Monday, February 20, 2006

Emacspeak And Voice Locking Using Aural CSS

This is slightly reformatted from what was posted to the Emacspeak mailing list as separate message.

  1. Emacspeak defines a number of voice overlays such as voice-bolden, and voice-lighten that can be applied to a given voice to change what it sounds like.
  2. Voice overlays are defined in terms of Aural CSS (ACSS) to keep them independent of a specific TTS engine.
  3. For each such overlay there is a corresponding <overlay-name>-settings variable that can be customized via custom.
  4. The numbers in voice-bolden-settings as an example:
Setting Value
family nil
average-pitch 1
pitch-range 6
stress 6
richness nil
punctuation nil
Unset values (nil) show up as "unspecified" in the customize interface.
  1. Do not directly customize voice-bolden and friends, instead customize the corresponding voice-bolden-settings, since that ensures that all voices that are defined in terms of voice-bolden get correctly updated.
  2. Discovering what to customize:

Command emacspeak-show-personality-at-point (bound by default to C-e M-v) will show you the value of properties personality and face at point. A recent update I implemented last weekend makes this more useful, so make sure you do a CVS update; earlier this command used to display the ACSS setting --- now it displays the abstract name. Describe-variable on these names should tell you what to customize; so as an example:

Put point on a comment line, and hit C-e M-v: you will hear

Personality emacspeak-voice-lock-comment-personality
Face font-lock-comment-delimiter-face

Describe-variable of emacspeak-voice-lock-comment-personality gives:

emacspeak-voice-lock-comment-personality's value is acss-p0-s0-all

Personality used for font-lock-comment-face
This personality uses  voice-monotone whose  effect can be changed globally by customizing voice-monotone-settings.

How It All Works

Here is a brief explanation of the connection between voice-bolden and its associated voice-bolden-settings.

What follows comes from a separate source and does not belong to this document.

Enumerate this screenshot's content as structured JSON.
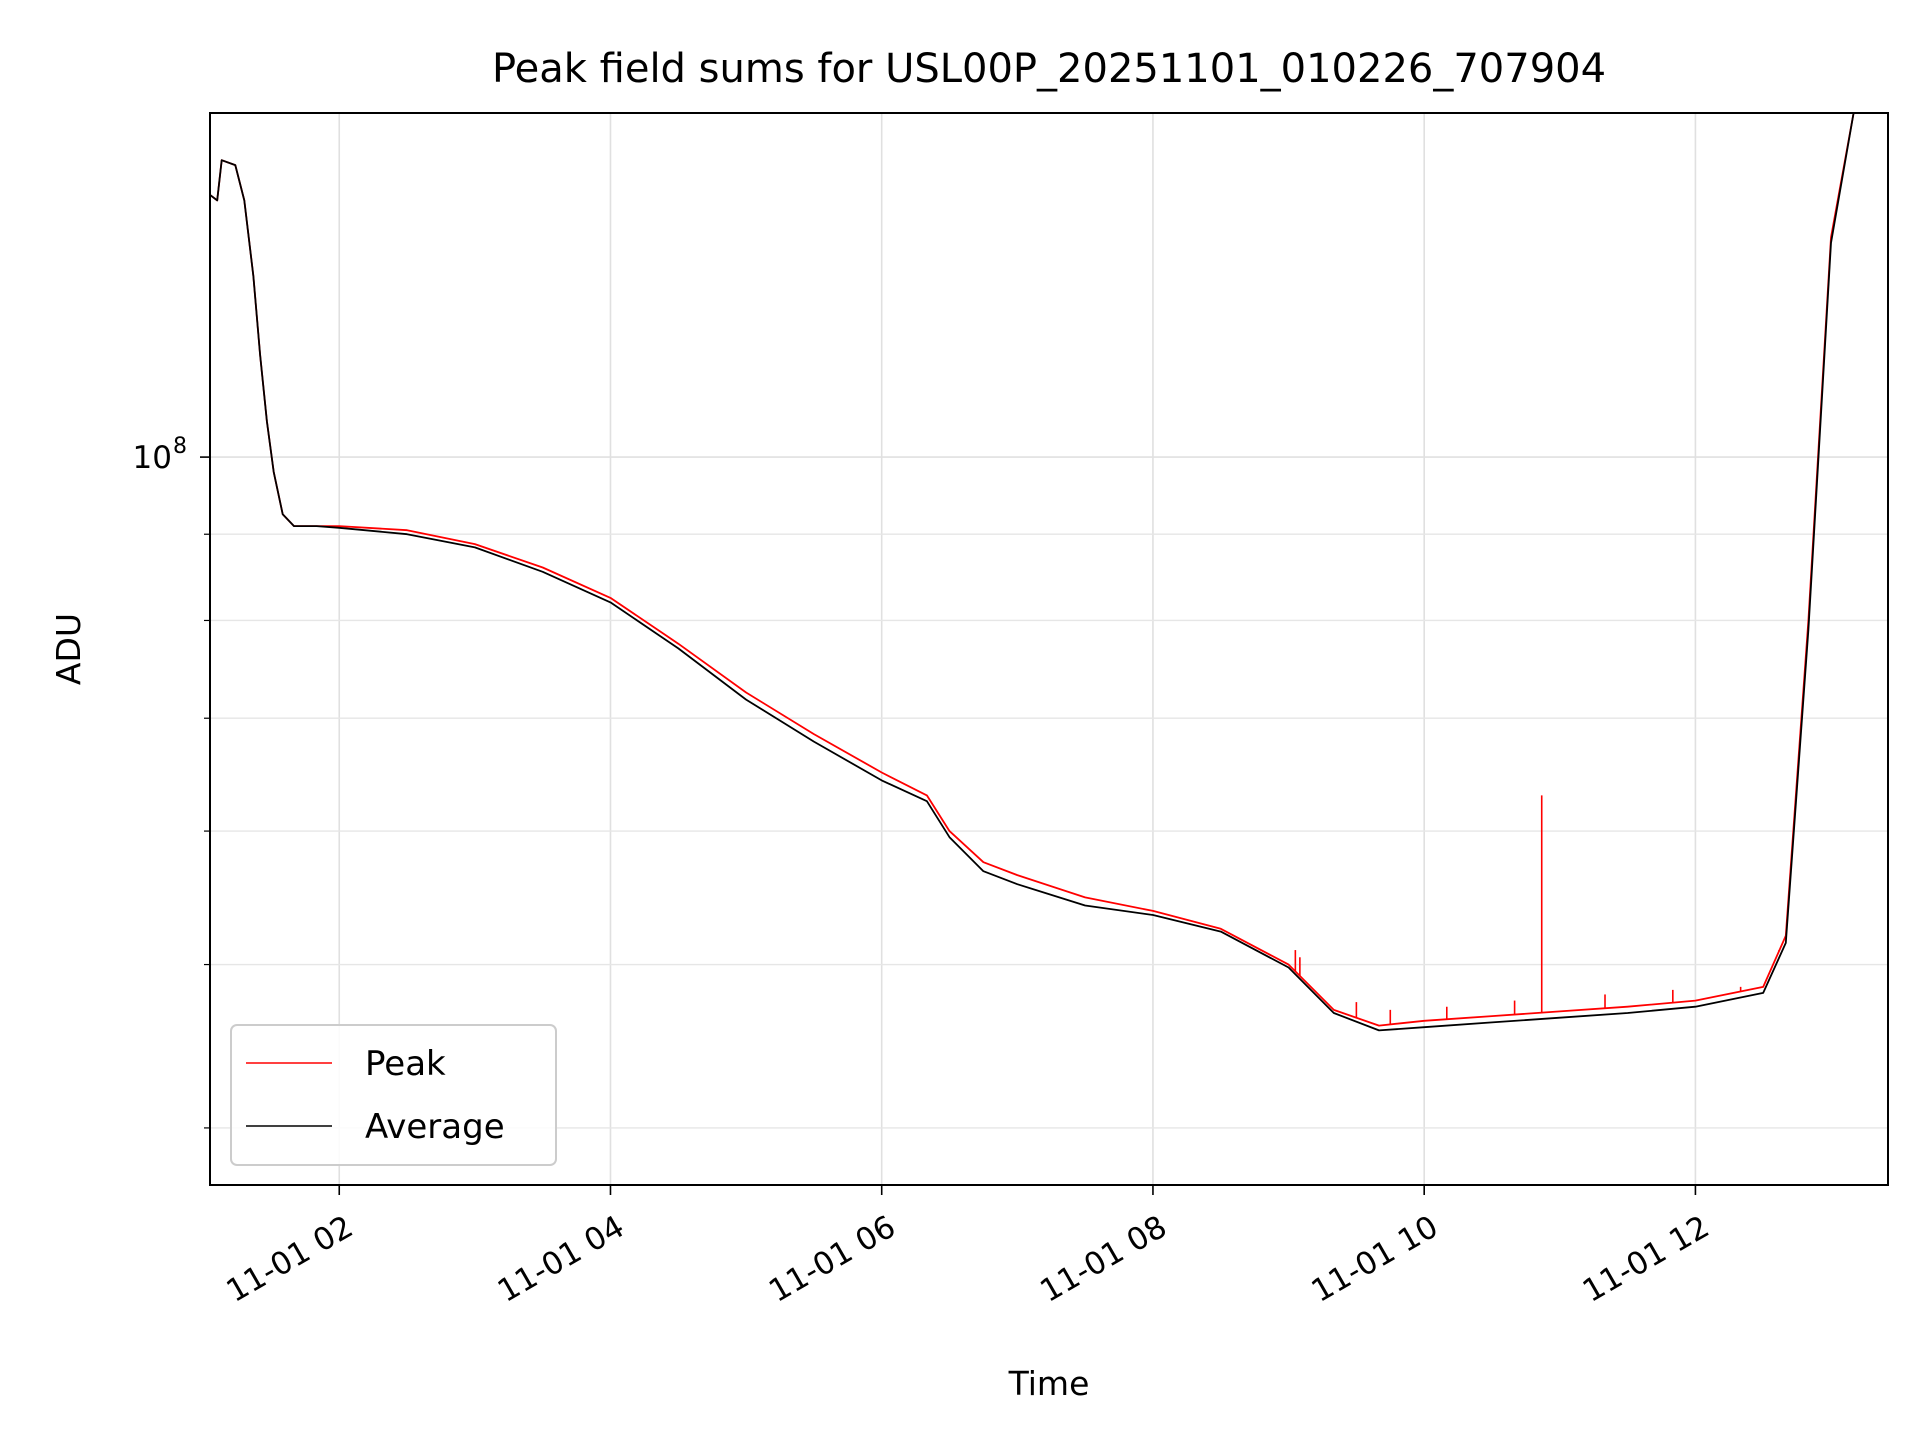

  1. Voice settings are initially in voice-bolden-settings which is a list of numbers.
  2. That list of numbers needs to be translated to appropriate device-specific codes to send to the TTS engine.
  3. You do not want to do this translation each time you speak something.
  4. So when voice-bolden is defined, the definition happens in two steps:
  • The list of settings is stored away in voice-bolden-settings,
  • A corresponding voice-name is generated --- acss-a<n>-p<n>-r<n>-s<n> and the corresponding control codes to send to the device are stored away in a hash-table keyed by the above symbol.
  • Finally, voice-bolden is assigned the above symbol.

What this gives is:

  1. The ability to customize the voice via custom by editting the list of numbers in voice-bolden-settings
  2. When that list is editted, voice-bolden is arranged to be updated automatically.

Other Useful Commands

In addition, commands emacspeak-wizards-generate-voice-sampler can be useful in generating a buffer that shows what the various ACSS settings sound like. Command emacspeak-wizards-voice-sampler can be used to apply a specific voice to a region of text while experimenting with the various settings.